Eventually my 2002 was getting rustier and crustier and needed lots of work. I didn’t really want to pay for that, but I couldn’t part with it either, so I wedged it into the back of our garage, where it sat for years, increasingly buried in clothes, boxes, surfboards, bikes. My longtime mechanic, who raced those collectible cars on weekends, eventually asked about it and I told him. He shook his head in disgust and said he’d come tow it out and see what was possible. Not much, as it turned out, it was close to junk by then. I let him keep it. Well-maintained “cherry” versions of 2002s now got for $30,000 and way up. Again, a cult kinda thing. Rehabbed VW campers can fetch similar prices. I basically gave mine away. I’m just not good at this sort of thing.

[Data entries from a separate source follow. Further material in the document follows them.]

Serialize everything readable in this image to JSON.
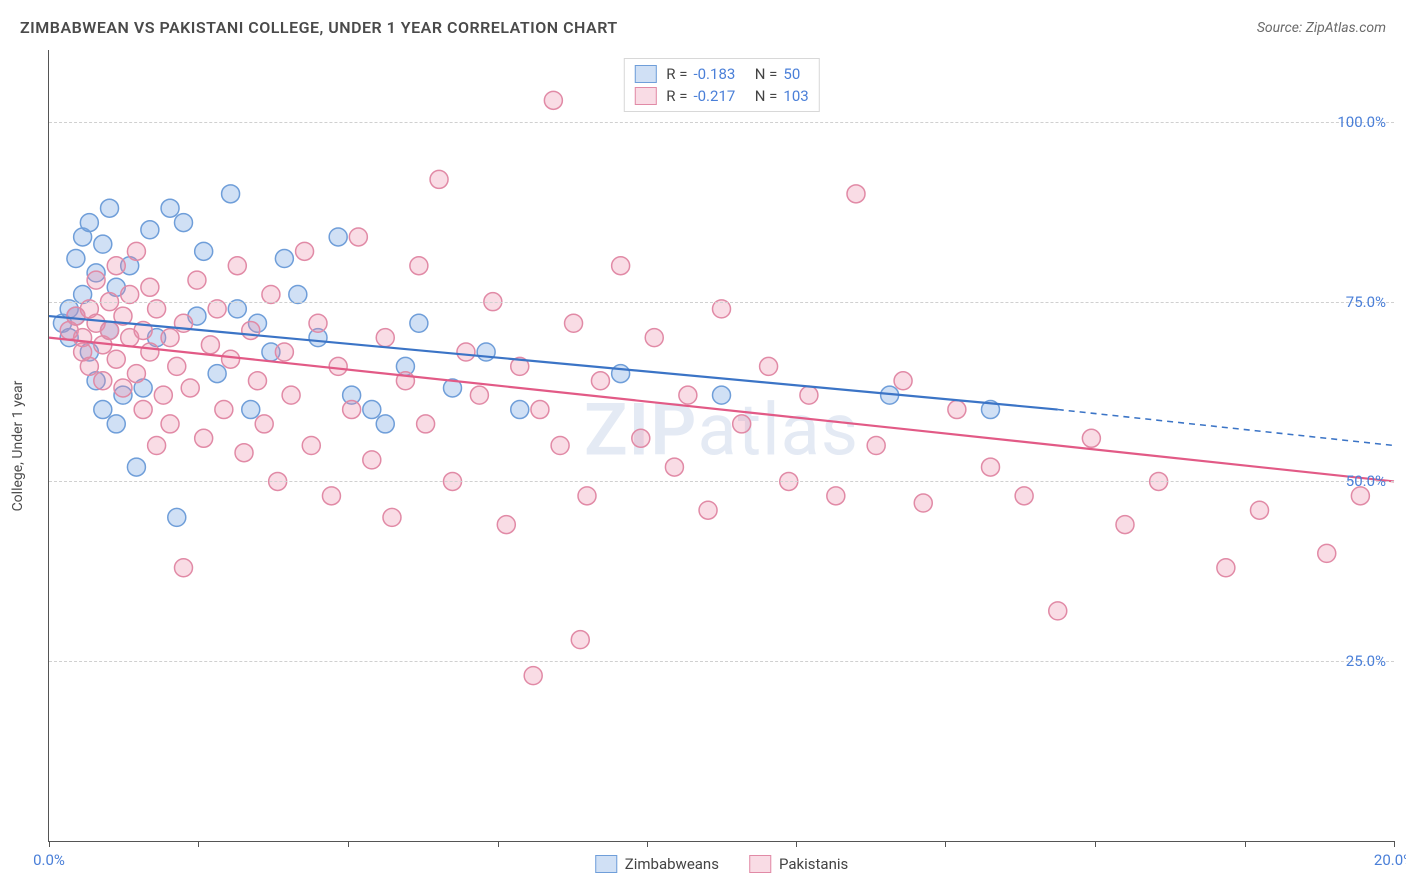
{
  "title": "ZIMBABWEAN VS PAKISTANI COLLEGE, UNDER 1 YEAR CORRELATION CHART",
  "source": "Source: ZipAtlas.com",
  "ylabel": "College, Under 1 year",
  "watermark_bold": "ZIP",
  "watermark_rest": "atlas",
  "chart": {
    "type": "scatter",
    "xlim": [
      0,
      20
    ],
    "ylim": [
      0,
      110
    ],
    "x_ticks": [
      0,
      20
    ],
    "x_tick_labels": [
      "0.0%",
      "20.0%"
    ],
    "x_minor_ticks": [
      2.22,
      4.44,
      6.67,
      8.89,
      11.11,
      13.33,
      15.56,
      17.78
    ],
    "y_ticks": [
      25,
      50,
      75,
      100
    ],
    "y_tick_labels": [
      "25.0%",
      "50.0%",
      "75.0%",
      "100.0%"
    ],
    "background_color": "#ffffff",
    "grid_color": "#d0d0d0",
    "marker_radius": 9,
    "marker_stroke_width": 1.5,
    "line_width": 2.2
  },
  "series": [
    {
      "name": "Zimbabweans",
      "color_fill": "rgba(120,165,225,0.35)",
      "color_stroke": "#6f9ed9",
      "line_color": "#3b74c6",
      "R": "-0.183",
      "N": "50",
      "trend": {
        "x1": 0,
        "y1": 73,
        "x2": 15,
        "y2": 60,
        "x_dash_to": 20,
        "y_dash_to": 55
      },
      "points": [
        [
          0.2,
          72
        ],
        [
          0.3,
          74
        ],
        [
          0.3,
          70
        ],
        [
          0.4,
          73
        ],
        [
          0.4,
          81
        ],
        [
          0.5,
          84
        ],
        [
          0.5,
          76
        ],
        [
          0.6,
          68
        ],
        [
          0.6,
          86
        ],
        [
          0.7,
          79
        ],
        [
          0.7,
          64
        ],
        [
          0.8,
          60
        ],
        [
          0.8,
          83
        ],
        [
          0.9,
          88
        ],
        [
          0.9,
          71
        ],
        [
          1.0,
          58
        ],
        [
          1.0,
          77
        ],
        [
          1.1,
          62
        ],
        [
          1.2,
          80
        ],
        [
          1.3,
          52
        ],
        [
          1.4,
          63
        ],
        [
          1.5,
          85
        ],
        [
          1.6,
          70
        ],
        [
          1.8,
          88
        ],
        [
          1.9,
          45
        ],
        [
          2.0,
          86
        ],
        [
          2.2,
          73
        ],
        [
          2.3,
          82
        ],
        [
          2.5,
          65
        ],
        [
          2.7,
          90
        ],
        [
          2.8,
          74
        ],
        [
          3.0,
          60
        ],
        [
          3.1,
          72
        ],
        [
          3.3,
          68
        ],
        [
          3.5,
          81
        ],
        [
          3.7,
          76
        ],
        [
          4.0,
          70
        ],
        [
          4.3,
          84
        ],
        [
          4.5,
          62
        ],
        [
          4.8,
          60
        ],
        [
          5.0,
          58
        ],
        [
          5.3,
          66
        ],
        [
          5.5,
          72
        ],
        [
          6.0,
          63
        ],
        [
          6.5,
          68
        ],
        [
          7.0,
          60
        ],
        [
          8.5,
          65
        ],
        [
          10.0,
          62
        ],
        [
          12.5,
          62
        ],
        [
          14.0,
          60
        ]
      ]
    },
    {
      "name": "Pakistanis",
      "color_fill": "rgba(235,140,170,0.30)",
      "color_stroke": "#e18aa6",
      "line_color": "#e25a86",
      "R": "-0.217",
      "N": "103",
      "trend": {
        "x1": 0,
        "y1": 70,
        "x2": 20,
        "y2": 50,
        "x_dash_to": 20,
        "y_dash_to": 50
      },
      "points": [
        [
          0.3,
          71
        ],
        [
          0.4,
          73
        ],
        [
          0.5,
          70
        ],
        [
          0.5,
          68
        ],
        [
          0.6,
          74
        ],
        [
          0.6,
          66
        ],
        [
          0.7,
          72
        ],
        [
          0.7,
          78
        ],
        [
          0.8,
          69
        ],
        [
          0.8,
          64
        ],
        [
          0.9,
          75
        ],
        [
          0.9,
          71
        ],
        [
          1.0,
          67
        ],
        [
          1.0,
          80
        ],
        [
          1.1,
          63
        ],
        [
          1.1,
          73
        ],
        [
          1.2,
          70
        ],
        [
          1.2,
          76
        ],
        [
          1.3,
          65
        ],
        [
          1.3,
          82
        ],
        [
          1.4,
          60
        ],
        [
          1.4,
          71
        ],
        [
          1.5,
          68
        ],
        [
          1.5,
          77
        ],
        [
          1.6,
          55
        ],
        [
          1.6,
          74
        ],
        [
          1.7,
          62
        ],
        [
          1.8,
          70
        ],
        [
          1.8,
          58
        ],
        [
          1.9,
          66
        ],
        [
          2.0,
          72
        ],
        [
          2.0,
          38
        ],
        [
          2.1,
          63
        ],
        [
          2.2,
          78
        ],
        [
          2.3,
          56
        ],
        [
          2.4,
          69
        ],
        [
          2.5,
          74
        ],
        [
          2.6,
          60
        ],
        [
          2.7,
          67
        ],
        [
          2.8,
          80
        ],
        [
          2.9,
          54
        ],
        [
          3.0,
          71
        ],
        [
          3.1,
          64
        ],
        [
          3.2,
          58
        ],
        [
          3.3,
          76
        ],
        [
          3.4,
          50
        ],
        [
          3.5,
          68
        ],
        [
          3.6,
          62
        ],
        [
          3.8,
          82
        ],
        [
          3.9,
          55
        ],
        [
          4.0,
          72
        ],
        [
          4.2,
          48
        ],
        [
          4.3,
          66
        ],
        [
          4.5,
          60
        ],
        [
          4.6,
          84
        ],
        [
          4.8,
          53
        ],
        [
          5.0,
          70
        ],
        [
          5.1,
          45
        ],
        [
          5.3,
          64
        ],
        [
          5.5,
          80
        ],
        [
          5.6,
          58
        ],
        [
          5.8,
          92
        ],
        [
          6.0,
          50
        ],
        [
          6.2,
          68
        ],
        [
          6.4,
          62
        ],
        [
          6.6,
          75
        ],
        [
          6.8,
          44
        ],
        [
          7.0,
          66
        ],
        [
          7.2,
          23
        ],
        [
          7.3,
          60
        ],
        [
          7.5,
          103
        ],
        [
          7.6,
          55
        ],
        [
          7.8,
          72
        ],
        [
          7.9,
          28
        ],
        [
          8.0,
          48
        ],
        [
          8.2,
          64
        ],
        [
          8.5,
          80
        ],
        [
          8.8,
          56
        ],
        [
          9.0,
          70
        ],
        [
          9.3,
          52
        ],
        [
          9.5,
          62
        ],
        [
          9.8,
          46
        ],
        [
          10.0,
          74
        ],
        [
          10.3,
          58
        ],
        [
          10.7,
          66
        ],
        [
          11.0,
          50
        ],
        [
          11.3,
          62
        ],
        [
          11.7,
          48
        ],
        [
          12.0,
          90
        ],
        [
          12.3,
          55
        ],
        [
          12.7,
          64
        ],
        [
          13.0,
          47
        ],
        [
          13.5,
          60
        ],
        [
          14.0,
          52
        ],
        [
          14.5,
          48
        ],
        [
          15.0,
          32
        ],
        [
          15.5,
          56
        ],
        [
          16.0,
          44
        ],
        [
          16.5,
          50
        ],
        [
          17.5,
          38
        ],
        [
          18.0,
          46
        ],
        [
          19.0,
          40
        ],
        [
          19.5,
          48
        ]
      ]
    }
  ],
  "legend_top_labels": {
    "R": "R =",
    "N": "N ="
  }
}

As for my teenhood neighbor Lisa, who unwittingly ignited my 2002 obsession, it turned out she wound up marrying and making a family with…. Kris Kristofferson. Small world. Even though I admittedly haven’t listened to his music all that much, I’ve always admired him. A Rhodes Scholar, hard-scrabbling songwriter whose first couple of albums were full of undisputed classics, respected actor, survivor of many personal health struggles, he’s the kind of figure people who know him speak very highly of. Most recently, his good nature and boldness was recalled in the episode where the lately departed singer Sinead O’Conner was being booed at a big concert soon after she tore up the Pope’s photo on national television. Kristofferson was the one to come out onstage, hug her, and say “Don’t let the bastards get you down.” A good man and gesture, especially since, as it turned out, she was right.
Back in the day, as they say, I no doubt drove my one BMW vastly past the Kristofferson coastal estate any number of times. I should have thanked Ms. Kristofferson for the inspiration, not that she’d recall me or care. Or that I’d ever get any discount on the purchase price. But again, one can dream.
Go for it. Where are the distinguished future citizens who can’t afford the sniffy new dream city going to go? You (and a few well heeled friends) could at least create an Oceanview option. And as for your BMW, somewhere in the heavenly home of beloved vehicles I’m certain it has found Bud’s ’77 Volvo. Well into the 21st century we were still finding notes under the windshield asking us to “call this number” if we ever wanted to sell it. When we finally caved to the State of CA’s offer of $800 to get it off the road we had to drive it (no reimbursement for cars that no longer run) to the end-of-the-world junk yard; en route home on the Muni I felt like we’d just abandoned poor Grandpa in the nursing home.
Lisa, was a kind, quite sweet gal. She came over a couple of times and I really liked her. She went off to Pepperdine College and I went of & married Mione. Next thing I knew she was married. I understand when Kris’s manager and wife dies in an accident, they adopted their children and reared them as their own. Cool couple. I’m in if your gathering the friends/partners for purchase of the Estate.